The Orange County Bar recently held their annual Real Estate Legislation Update presented by Attorney Peter Wittlin.

Mr. Wittlin discussed the Appellate Court upholding “Horika v Caldwell Banker Residential (11-21-16, Cal Supreme Ct) 1 Cal 5th 1024; CR3d 1; 2016 Cal.Lexis 9428 http://law.justia.com/cases/california/supreme-court/2016/s218734.html which dealt with the issue of duel agency.

The “short version” of the decision from a non-lawyer’s understanding was that if an agent works under a third person’s broker’s license, then any agent attached to that broker becomes a subagent for all of that broker’s listings. Should another agent in the firm which we can refer to as the “non-listing” agent provides a potential buyer (tenant) for that specific property then that agent is in reality a duel agent and must disclose that fact.

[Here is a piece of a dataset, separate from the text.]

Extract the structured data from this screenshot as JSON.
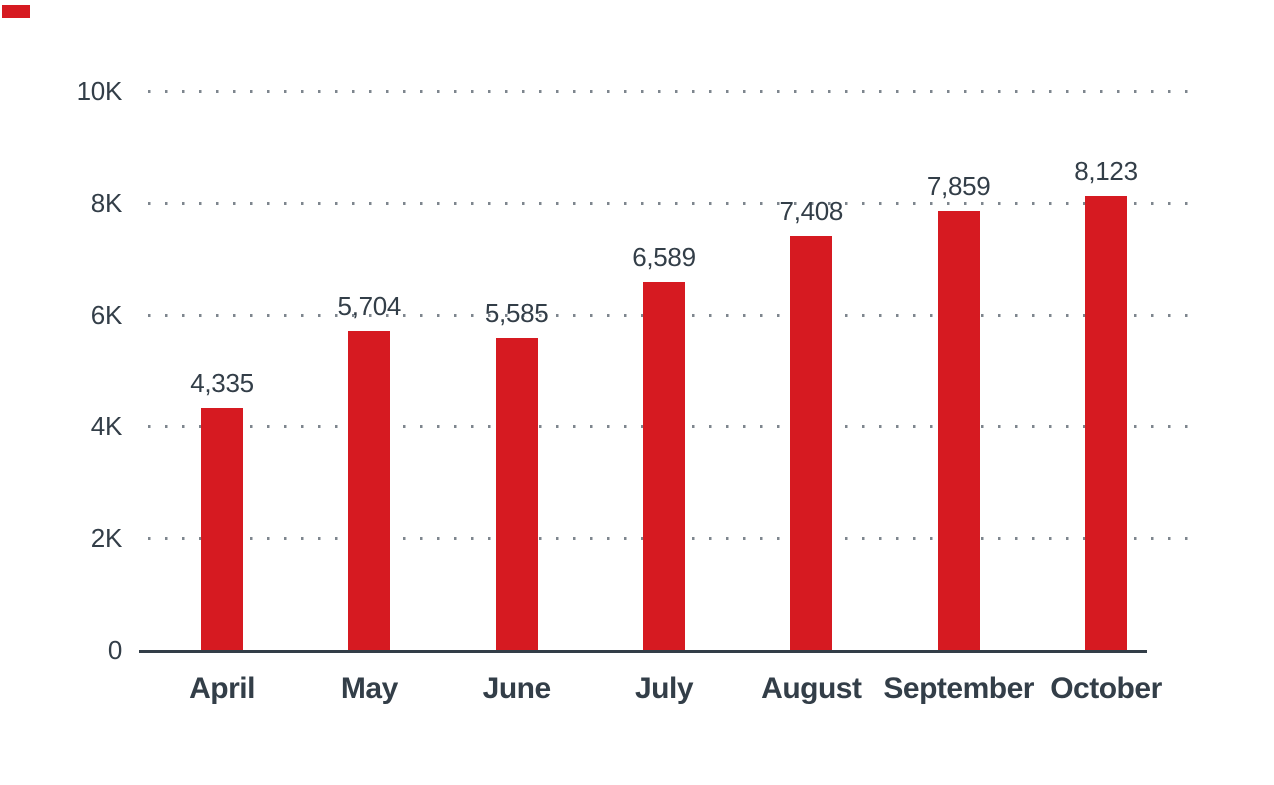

This case supported SB 1171 that required in ANY commercial transactions the agents for each party are required to have their principals provide a state mandated disclosure form (2079) to be counter signed by both principals. The purpose is to protect the consumer so he/she is aware of who their agent is representing and hopefully avoid duel agency.

Simple enough? Not really.

To go a step further, AB1059 was recently introduced by Representative Gonzalez Fletcher (NOTE: it was recently pulled back for further review by the author).

If eventually passed, the bill would make it a violation for ANY commercial agent to be a duel agent. WOW! I can hear the moans and groans as well as the cheers and jubilation already.

This could be one of the most significant consumer protection bills passed. It will not only bring a greater awareness to the potential downside of consumers working with “Dual Agents” in commercial real estate but will surely create havoc in the industry itself that is often static and resists change.

It is a rather short bill (https://leginfo.legislature.ca.gov/faces/billTextClient.xhtml?bill_id=201720180AB1059) but it certainly packs a punch.

From a consumer perspective, tenants will no longer unknowingly be put into a position where there is an actual or even perceived conflict of interest.

The down side for many on the brokerage side is it would put an end to brokerage firms who attempt to be all things to all parties. Most national firms were established as a “Landlord Representative” brokerage houses. Some firms have created several divisions including listing agents, tenant brokers, property managers and/or investment specialists.

This bill would certainly make it cut and dry. You either represent the tenant of the landlord.

Another issue to be dealt with will surely be what will in-house agents do when they get a call from a potential tenant? Now they just declare by way of the 2079 form that they are acting as a duel agent and the tenant can choose to move forward directly or go out and engage a tenant broker. One major national landlord always took the position that the consumer was best protected by having a tenant broker representing the tenant. They further stated that from their perspective the deal went smoother because agents on both sides were professionals. If you walked into their office, as the urban legend goes, and you didn’t have a broker, they would present you with a list of tenant agents to interview.

The bill is presently on hold for further review. If passed, it could have the most dynamic, and for consumers, a positive impact on the commercial real estate business. It will be interesting to follow.